A Message of Hope - How might it change for the better?
Luckily, the GDS is a living organisation who are making changes all the time. I'm confident that they, as industry thought leaders will be able to turn this around into something truly great. But how might they turn the GDS Service Manual into something more “helpful” for those implementing the guidelines? In my humble opinion, the following would be a good start:
- Strengthen the message on quality, all the way through the Service Manual
- Work on cohesion of services, take a step back and have a strategy for a service that ties it all together and ensure the team are aware!
- Get Architecture, Testing and Support involved early to ensure that the technology elements of the service make coherent sense
- Define NFRs early and ensure the tech-stack can meet them
- Consolidate technologies, reducing support and infrastructure costs
- Make the “assessment” more collaborative rather than punitive
- GDS could seed teams with delivery experts to ensure the right things are being done from the start
- Recognise that not ALL projects have to be delivered “user first” or indeed "Digital"
- Even those that do, should have a concrete business vision
- Allow for technology diversity, but ensure that there’s architectural oversight
- Engage Service/Support from the beginning of the project.

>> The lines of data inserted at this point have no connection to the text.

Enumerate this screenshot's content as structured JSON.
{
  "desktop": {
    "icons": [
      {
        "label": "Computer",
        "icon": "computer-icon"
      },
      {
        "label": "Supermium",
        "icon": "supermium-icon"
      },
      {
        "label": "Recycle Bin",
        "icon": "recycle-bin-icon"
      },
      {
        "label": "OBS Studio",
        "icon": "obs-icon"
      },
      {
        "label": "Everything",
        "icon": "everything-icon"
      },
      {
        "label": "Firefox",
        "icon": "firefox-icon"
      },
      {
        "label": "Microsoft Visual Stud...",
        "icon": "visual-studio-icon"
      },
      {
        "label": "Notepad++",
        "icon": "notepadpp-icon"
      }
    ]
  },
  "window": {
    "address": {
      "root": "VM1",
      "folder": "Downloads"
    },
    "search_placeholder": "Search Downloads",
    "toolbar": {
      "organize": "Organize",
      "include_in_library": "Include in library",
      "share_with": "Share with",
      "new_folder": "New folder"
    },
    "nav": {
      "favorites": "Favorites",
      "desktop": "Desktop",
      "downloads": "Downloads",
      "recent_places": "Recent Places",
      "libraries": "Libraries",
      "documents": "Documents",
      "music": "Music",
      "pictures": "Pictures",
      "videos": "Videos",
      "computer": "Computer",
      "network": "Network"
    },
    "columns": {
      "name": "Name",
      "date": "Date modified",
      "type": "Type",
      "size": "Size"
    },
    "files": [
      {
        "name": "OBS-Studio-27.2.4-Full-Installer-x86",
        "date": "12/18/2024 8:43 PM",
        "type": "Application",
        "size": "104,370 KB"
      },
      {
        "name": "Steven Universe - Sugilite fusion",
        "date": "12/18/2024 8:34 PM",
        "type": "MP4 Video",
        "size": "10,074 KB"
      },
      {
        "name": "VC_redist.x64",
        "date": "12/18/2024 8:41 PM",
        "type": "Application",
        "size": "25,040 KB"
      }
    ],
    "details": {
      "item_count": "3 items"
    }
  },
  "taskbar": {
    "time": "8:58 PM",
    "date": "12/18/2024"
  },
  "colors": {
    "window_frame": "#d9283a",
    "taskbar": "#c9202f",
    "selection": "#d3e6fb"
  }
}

Is this a service that can be supported by the existing team, what kind of upskilling is required?
End Transmission - Until Part 3
In the aftermath of people moving around between organisations as The GDS changed shape, The GDS Service Manual was replicated in part by The Coop [https://coop-design-manual.herokuapp.com/], which as Mike Bracken was involved, should come as no surprise.
What does the future hold for the Service Manual? I hope it survives, as much of it is excellent... But it also needs to evolve and improve to meet the needs of real delivery. It also needs some accompaniment in the form of education as people clearly do not understand its depth and subtlety.